Notes : Cette clairière occupe l'emplacement d'une
coupe d'arbre opérée en 2002 et laisse filtrer très
abondamment la lumière jusqu'au sol. Aussi, l'abondance de la
lumière favorise la croissance et la germination des espèces
héliophiles à croissance rapide et à faible durée
de vie.
Après 7 ans, le stade de
régénération est caractérisé par des plantes
herbacées comme les Zingiberaceae (feuilles lancéolées au
premier plan) (A), et les Marantaceae (au milieu de la photo
une feuille de cette plante dont les femmes se servent pour emballer les batons
de manioc et autres « miondo ») (B). On note aussi
que le cortège floristique est composé de palmiers rotin
(feuilles palées) (C). Il faut également
remarquer un jeune plant de Musanga cecropioides au milieu de la photo
dont les feuilles de couleur vert clair traduisent sa jeunesse
(D).
Photo Kemadjou, décembre 2009
Photo 6 : Chablis dans la forêt mature de
Faekélé II
Notes : Même sans l'intervention de l'homme, la
forêt connaît natuellement des chutes d'arbres ou de branches
(violis). La chute des arbres est provoquée soit parce que l'arbre est
mort, soit par déracinement suite à un vent violent. Sur ces
points d'impact, les trouées ainsi faites permettent la
pénétration de la lumière dans le sous bois qui
d'ordinaire ne reçoit que moins de 5 % de la lumière du soleil.

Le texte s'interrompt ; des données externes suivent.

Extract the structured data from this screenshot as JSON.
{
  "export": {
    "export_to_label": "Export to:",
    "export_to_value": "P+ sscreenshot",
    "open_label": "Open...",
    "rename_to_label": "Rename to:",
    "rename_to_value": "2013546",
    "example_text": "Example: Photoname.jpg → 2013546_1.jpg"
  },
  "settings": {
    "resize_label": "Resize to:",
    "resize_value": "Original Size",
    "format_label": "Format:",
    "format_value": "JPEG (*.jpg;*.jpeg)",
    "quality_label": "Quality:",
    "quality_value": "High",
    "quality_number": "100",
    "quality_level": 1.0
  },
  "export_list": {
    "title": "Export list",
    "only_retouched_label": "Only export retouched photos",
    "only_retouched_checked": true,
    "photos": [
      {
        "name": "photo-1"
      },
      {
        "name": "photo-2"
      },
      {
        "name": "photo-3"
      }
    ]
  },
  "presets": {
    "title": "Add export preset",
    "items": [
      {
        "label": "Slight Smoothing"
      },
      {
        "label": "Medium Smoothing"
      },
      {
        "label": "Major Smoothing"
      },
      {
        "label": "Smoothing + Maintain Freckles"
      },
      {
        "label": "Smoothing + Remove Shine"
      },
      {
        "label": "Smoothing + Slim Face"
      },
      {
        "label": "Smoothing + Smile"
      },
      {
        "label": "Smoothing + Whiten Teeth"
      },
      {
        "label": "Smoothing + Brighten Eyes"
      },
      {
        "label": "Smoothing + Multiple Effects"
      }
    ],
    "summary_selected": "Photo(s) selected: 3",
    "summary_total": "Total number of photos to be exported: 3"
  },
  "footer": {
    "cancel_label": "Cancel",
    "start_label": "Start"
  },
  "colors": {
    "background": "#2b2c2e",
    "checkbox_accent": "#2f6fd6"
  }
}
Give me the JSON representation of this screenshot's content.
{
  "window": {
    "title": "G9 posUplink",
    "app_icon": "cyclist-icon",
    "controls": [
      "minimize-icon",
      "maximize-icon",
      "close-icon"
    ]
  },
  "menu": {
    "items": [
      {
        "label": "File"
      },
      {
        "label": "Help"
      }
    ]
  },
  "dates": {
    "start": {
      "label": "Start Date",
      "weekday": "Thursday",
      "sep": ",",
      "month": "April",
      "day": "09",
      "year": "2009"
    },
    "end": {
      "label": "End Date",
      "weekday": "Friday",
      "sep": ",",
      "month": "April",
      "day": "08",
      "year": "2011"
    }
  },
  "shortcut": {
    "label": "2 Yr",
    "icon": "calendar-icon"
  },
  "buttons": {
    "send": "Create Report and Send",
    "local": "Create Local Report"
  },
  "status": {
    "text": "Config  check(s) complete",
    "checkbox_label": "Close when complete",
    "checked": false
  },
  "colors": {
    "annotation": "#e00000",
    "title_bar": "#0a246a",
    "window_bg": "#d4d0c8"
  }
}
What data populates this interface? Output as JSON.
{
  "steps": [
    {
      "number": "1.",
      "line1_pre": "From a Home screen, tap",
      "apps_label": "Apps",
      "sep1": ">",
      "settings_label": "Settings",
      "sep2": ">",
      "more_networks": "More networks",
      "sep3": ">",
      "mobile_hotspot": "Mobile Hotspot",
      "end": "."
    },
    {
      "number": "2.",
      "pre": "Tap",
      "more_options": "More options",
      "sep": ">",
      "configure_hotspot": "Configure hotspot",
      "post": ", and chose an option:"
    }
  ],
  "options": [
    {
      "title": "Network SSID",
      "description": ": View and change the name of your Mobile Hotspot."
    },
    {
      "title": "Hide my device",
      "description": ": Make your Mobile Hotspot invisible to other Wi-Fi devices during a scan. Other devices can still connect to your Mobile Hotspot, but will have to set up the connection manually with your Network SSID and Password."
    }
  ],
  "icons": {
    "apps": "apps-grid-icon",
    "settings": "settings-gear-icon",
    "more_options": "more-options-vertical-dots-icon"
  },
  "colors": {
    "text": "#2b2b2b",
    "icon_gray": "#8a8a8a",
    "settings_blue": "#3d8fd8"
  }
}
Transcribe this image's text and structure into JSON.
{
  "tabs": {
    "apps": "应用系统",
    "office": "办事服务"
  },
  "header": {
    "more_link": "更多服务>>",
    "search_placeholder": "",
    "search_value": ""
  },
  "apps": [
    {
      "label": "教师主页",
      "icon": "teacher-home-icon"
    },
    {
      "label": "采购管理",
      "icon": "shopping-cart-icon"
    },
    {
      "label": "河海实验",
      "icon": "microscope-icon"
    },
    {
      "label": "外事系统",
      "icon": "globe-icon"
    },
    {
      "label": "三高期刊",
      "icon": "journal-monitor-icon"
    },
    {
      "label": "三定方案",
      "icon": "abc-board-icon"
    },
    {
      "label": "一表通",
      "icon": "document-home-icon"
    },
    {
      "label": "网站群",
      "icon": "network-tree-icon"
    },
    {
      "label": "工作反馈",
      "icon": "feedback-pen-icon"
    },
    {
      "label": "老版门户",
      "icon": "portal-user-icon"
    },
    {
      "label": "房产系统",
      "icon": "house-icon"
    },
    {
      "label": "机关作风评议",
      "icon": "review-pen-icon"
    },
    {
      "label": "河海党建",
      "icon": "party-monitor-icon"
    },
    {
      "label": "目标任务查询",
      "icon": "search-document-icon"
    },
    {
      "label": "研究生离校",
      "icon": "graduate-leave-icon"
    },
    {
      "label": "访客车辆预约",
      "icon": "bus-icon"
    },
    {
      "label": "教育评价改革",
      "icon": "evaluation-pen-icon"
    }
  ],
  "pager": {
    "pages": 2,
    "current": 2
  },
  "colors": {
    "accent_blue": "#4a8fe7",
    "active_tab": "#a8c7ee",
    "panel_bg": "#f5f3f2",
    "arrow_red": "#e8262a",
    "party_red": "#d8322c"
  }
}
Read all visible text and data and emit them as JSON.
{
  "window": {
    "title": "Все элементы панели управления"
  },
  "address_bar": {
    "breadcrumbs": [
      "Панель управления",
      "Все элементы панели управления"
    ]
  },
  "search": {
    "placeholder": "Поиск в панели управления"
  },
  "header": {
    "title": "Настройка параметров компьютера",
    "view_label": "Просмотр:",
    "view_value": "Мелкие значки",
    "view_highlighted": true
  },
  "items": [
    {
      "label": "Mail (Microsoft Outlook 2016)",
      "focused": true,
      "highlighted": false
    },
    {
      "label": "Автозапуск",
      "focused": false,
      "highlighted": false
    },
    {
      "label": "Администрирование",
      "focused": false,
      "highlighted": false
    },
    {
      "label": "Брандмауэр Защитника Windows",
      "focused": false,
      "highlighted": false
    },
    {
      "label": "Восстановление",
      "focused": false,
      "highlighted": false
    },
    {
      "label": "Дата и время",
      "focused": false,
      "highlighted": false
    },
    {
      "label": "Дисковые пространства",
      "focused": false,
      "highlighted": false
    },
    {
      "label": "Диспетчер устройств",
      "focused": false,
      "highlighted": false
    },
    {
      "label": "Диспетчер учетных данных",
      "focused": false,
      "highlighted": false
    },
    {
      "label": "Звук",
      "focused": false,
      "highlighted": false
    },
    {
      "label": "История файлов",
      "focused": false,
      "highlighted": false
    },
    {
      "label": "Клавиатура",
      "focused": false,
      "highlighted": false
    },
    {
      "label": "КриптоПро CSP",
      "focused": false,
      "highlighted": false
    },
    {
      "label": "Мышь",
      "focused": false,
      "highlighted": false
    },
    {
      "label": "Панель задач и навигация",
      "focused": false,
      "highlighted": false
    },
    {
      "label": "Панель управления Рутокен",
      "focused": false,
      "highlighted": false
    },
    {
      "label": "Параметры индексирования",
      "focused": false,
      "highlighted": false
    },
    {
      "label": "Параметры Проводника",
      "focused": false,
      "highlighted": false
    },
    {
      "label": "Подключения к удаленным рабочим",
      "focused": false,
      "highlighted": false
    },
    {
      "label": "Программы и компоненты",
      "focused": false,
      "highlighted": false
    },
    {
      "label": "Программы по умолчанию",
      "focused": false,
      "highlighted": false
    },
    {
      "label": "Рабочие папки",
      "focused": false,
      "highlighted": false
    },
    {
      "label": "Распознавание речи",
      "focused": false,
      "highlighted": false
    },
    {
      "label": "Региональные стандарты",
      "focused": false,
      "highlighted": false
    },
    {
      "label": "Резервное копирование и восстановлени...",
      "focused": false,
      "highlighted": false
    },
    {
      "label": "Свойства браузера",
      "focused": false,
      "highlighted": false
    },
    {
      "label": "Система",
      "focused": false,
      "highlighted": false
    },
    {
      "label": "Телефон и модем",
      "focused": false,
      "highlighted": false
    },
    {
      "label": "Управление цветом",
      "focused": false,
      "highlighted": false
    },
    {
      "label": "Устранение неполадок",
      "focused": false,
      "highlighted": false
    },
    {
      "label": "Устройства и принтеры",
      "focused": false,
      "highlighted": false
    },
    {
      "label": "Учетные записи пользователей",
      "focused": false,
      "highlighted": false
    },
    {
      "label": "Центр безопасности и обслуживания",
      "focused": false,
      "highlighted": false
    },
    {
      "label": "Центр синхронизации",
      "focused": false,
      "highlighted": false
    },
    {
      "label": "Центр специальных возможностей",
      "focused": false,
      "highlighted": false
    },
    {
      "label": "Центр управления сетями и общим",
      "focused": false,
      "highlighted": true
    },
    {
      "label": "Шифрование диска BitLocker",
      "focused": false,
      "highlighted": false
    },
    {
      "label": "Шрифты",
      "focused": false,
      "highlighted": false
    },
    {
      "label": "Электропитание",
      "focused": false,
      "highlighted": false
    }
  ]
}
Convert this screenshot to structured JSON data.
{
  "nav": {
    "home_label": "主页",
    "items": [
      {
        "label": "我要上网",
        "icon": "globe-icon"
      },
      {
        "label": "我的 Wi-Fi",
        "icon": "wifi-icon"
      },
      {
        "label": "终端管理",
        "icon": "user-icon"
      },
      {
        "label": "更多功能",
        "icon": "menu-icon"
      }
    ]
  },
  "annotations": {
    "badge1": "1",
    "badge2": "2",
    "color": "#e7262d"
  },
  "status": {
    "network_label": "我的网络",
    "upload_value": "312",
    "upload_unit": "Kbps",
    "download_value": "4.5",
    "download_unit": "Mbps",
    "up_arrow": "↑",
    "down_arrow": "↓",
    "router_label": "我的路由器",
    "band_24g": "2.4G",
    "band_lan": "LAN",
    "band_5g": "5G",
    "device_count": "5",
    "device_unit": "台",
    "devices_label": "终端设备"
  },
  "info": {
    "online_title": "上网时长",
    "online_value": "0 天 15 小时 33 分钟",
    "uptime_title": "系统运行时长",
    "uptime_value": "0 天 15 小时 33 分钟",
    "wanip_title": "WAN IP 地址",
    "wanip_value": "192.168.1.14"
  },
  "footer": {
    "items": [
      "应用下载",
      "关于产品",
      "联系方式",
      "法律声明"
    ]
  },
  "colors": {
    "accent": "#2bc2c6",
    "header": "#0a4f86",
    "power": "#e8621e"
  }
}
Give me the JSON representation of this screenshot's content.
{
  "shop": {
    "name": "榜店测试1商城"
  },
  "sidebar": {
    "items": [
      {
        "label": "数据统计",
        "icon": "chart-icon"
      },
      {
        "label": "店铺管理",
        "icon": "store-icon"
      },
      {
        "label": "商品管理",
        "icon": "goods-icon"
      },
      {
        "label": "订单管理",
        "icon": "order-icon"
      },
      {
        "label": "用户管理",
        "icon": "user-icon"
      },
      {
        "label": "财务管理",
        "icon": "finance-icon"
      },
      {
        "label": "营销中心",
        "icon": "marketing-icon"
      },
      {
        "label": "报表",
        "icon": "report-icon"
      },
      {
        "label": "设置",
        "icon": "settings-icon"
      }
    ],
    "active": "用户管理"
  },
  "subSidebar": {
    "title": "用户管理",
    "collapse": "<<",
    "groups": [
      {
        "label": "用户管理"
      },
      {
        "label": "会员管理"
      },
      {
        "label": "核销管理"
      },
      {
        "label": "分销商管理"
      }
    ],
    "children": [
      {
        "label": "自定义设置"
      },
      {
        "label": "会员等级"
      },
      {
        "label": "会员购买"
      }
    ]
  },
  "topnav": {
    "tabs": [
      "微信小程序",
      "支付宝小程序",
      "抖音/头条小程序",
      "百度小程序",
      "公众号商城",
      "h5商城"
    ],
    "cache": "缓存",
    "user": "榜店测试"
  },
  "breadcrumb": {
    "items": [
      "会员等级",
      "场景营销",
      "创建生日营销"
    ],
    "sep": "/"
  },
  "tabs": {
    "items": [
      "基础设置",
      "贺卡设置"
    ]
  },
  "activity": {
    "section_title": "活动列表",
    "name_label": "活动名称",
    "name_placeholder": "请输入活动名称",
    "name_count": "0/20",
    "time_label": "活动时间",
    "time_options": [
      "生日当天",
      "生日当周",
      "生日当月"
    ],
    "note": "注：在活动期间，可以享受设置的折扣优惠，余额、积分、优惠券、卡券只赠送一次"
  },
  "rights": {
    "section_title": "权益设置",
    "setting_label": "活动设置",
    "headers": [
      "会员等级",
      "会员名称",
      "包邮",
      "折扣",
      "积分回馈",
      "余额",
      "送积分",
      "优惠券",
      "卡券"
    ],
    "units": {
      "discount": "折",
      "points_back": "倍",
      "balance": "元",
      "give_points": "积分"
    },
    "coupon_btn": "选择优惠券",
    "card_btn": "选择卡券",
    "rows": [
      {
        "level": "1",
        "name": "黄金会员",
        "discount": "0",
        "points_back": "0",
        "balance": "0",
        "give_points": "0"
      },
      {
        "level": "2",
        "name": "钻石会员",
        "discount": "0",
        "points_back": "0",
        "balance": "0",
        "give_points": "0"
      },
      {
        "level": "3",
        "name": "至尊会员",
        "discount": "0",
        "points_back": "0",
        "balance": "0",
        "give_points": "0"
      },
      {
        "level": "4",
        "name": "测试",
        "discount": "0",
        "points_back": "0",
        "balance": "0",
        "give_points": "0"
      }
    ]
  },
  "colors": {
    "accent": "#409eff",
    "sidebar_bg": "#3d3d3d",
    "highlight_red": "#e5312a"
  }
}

Lorsque cette lumière parvient en abondance au sol, c'est l'occasion
pour les graines ou les plantules d'espèces héliophiles en
état de dormance de germer (cas des graines) et de se développer
(pour les plantules). D'après Alexandre (1989), ces chablis contribuent
au rajeunissement naturel de la forêt. De plus, d'après cet
auteur, sans ces trouées, la forêt ne pourrait pas renouveller ses
propres espèces.
D'autres auteurs comme Lejoly (1996)15 qui a
étudié la forêt à Marantaceae du parc national de
d'Odzala en République du Congo pensent que les Marantaceae peuvent
conduire à la régression ou même à la disparition de
la couverture forestière par absence de
régénération des arbres et arbustes. L'explication
réside dans le fait que l'ouverture de la canopée est
défavorable à la présence des animaux arboricoles, surtout
les petits primates et les oiseaux frugivores qui disséminent les
graines à travers la forêt, mais qui se perchent sur les branches
des arbres pour le faire. La banque des graines du sol (le potentiel
séminal édaphique) est ainsi appauvrie en semences d'arbres
zoochores. Les peuplements à Marantaceae, parce que très
couvrant, ont également une action inhibitrice sur la germination des
ligneux héliophiles qu'elles privent ainsi de lumière. A partir
d'un certain stade, ce processus peut conduire de façon
irréversible à la disparition de la forêt à cause de
l'absence de régénération des ligneux. D'après cet
auteur, les Marantacées participent donc à une dynamique qui peut
s'avérer dangereuse pour la reconstitution de la forêt
après perturbation. La présence de nombreuses clairières
à Marantaceae sur notre parcelle exploitée s'inscrit-elle
déjà dans cette logique là ?
Il convient toutefois de remarquer que ces travaux ne
précisent pas par quoi est remplacée la forêt. Le doute de
cette thèse subsiste d'autant plus que ces peuplements à
Marantaceae existent à l'état naturel dans la forêt non
perturbée. Il conviendrait, pour apporter plus de précisions, de
procéder à un suivi de ces parcelles sur un pas de temps plus
important, c'est-à-dire de l'ordre de 15 à 20 ans.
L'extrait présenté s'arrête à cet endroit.